JCW: The Group of Seven recently announced the Build Back Better World partnership as an explicit effort to counter China’s Belt and Road initiative. You write that “if China wants to devote its resources to creating a development bank or building roads and pipelines, the United States should not — and need not — stand in its way.” How effective do you think U.S.-led efforts to compete with the Belt and Road will be?

RH: Western countries cannot compete on a cost basis for constructing roads and railways. China has unique attributes, e.g., a state-guided economy, overcapacity in key sectors, a glut of low-paid construction workers and foreign currency reserves in search of external outlets. The Build Back Better World initiative will likely be more effective if it avoids attempting to out-China China. Instead, G-7 members could focus on areas where they have comparative advantage — building digital technology infrastructure, investing in climate resilience and supporting good governance. A free media and an independent judiciary are more likely to reduce concerns about elite capture, corruption and erosion of environment and labor standards in countries that host Belt and Road projects. As the old adage goes, “sunlight is the best disinfectant.”

JCW: What are some important differences — and similarities — between the Cold War and today’s situation between the United States and China?

RH: The Cold War is a poor analogy for understanding U.S.-China relations today.
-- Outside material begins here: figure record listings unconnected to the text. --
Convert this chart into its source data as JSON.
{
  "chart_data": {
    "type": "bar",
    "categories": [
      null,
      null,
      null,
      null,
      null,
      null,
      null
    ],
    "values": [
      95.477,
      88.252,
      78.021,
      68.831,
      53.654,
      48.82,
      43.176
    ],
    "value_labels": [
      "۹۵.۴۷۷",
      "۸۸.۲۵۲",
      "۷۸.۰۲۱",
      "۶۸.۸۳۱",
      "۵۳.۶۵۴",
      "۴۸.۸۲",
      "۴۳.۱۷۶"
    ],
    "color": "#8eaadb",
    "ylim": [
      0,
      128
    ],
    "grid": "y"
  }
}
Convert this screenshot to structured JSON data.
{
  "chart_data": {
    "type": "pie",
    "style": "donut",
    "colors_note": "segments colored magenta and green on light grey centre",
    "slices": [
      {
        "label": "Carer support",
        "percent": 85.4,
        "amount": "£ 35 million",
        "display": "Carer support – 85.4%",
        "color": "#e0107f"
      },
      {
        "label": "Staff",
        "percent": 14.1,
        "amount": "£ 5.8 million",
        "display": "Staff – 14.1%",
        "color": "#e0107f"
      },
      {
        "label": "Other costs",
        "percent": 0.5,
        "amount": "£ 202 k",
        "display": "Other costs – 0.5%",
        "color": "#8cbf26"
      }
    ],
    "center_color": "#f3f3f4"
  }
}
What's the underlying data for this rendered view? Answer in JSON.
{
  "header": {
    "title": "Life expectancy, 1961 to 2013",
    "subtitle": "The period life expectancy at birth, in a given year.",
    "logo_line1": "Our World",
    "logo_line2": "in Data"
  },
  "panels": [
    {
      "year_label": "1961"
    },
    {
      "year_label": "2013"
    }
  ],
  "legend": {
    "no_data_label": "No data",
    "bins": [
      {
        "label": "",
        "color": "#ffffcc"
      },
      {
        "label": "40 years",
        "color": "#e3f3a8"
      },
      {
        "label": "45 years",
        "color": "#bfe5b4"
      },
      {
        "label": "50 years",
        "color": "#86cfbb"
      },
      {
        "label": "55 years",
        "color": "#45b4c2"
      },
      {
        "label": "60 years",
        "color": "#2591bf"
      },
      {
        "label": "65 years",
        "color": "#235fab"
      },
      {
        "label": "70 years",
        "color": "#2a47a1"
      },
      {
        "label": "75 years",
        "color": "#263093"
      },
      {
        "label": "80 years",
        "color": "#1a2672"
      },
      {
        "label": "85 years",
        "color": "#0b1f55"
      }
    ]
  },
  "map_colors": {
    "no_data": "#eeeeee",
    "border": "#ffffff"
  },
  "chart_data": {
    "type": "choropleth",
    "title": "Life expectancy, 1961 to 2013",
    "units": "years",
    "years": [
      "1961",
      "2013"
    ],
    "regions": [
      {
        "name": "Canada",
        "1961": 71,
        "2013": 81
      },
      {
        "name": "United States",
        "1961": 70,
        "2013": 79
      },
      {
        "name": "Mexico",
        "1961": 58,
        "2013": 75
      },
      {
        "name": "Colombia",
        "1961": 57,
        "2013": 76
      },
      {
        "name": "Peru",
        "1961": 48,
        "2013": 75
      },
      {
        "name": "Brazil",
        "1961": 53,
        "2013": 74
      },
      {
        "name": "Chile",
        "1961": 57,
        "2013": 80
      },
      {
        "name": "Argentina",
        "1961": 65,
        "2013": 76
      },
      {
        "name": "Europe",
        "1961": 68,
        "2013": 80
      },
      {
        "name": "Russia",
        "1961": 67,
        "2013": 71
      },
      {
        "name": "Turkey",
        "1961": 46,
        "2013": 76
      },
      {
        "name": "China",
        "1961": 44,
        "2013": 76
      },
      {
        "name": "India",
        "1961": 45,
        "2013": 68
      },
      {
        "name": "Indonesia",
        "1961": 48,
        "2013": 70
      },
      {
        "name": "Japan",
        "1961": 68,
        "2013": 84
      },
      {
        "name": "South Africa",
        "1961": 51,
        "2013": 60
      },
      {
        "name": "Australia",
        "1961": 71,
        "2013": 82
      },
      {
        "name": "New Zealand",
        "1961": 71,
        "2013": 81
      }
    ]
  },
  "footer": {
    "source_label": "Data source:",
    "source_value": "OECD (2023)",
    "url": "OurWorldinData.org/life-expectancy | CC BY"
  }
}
The Cold War was preceded by 30 years of global war and depression. The current moment follows 30 years of great power peace and global economic expansion. At the start of the Cold War, the Soviet Union exploited power vacuums along its periphery; China today is surrounded by capable powers and the constant presence of the United States in Asia. In the early 1950s, there was hardly any trade or investment flows into the Soviet Union. Today China is deeply embedded in the global economy. As such, containment is not an available option for dealing with China, given that few — if any — U.S. allies or partners would be receptive to aligning with the United States against China.

But one similarity to the Cold War is the risk of a devastating military conflict between two nuclear-armed superpowers. Time will tell whether U.S. and Chinese leaders choose to prioritize risk reduction, without the shock of an event like the Cuban missile crisis to set in motion efforts toward arms control and crisis management.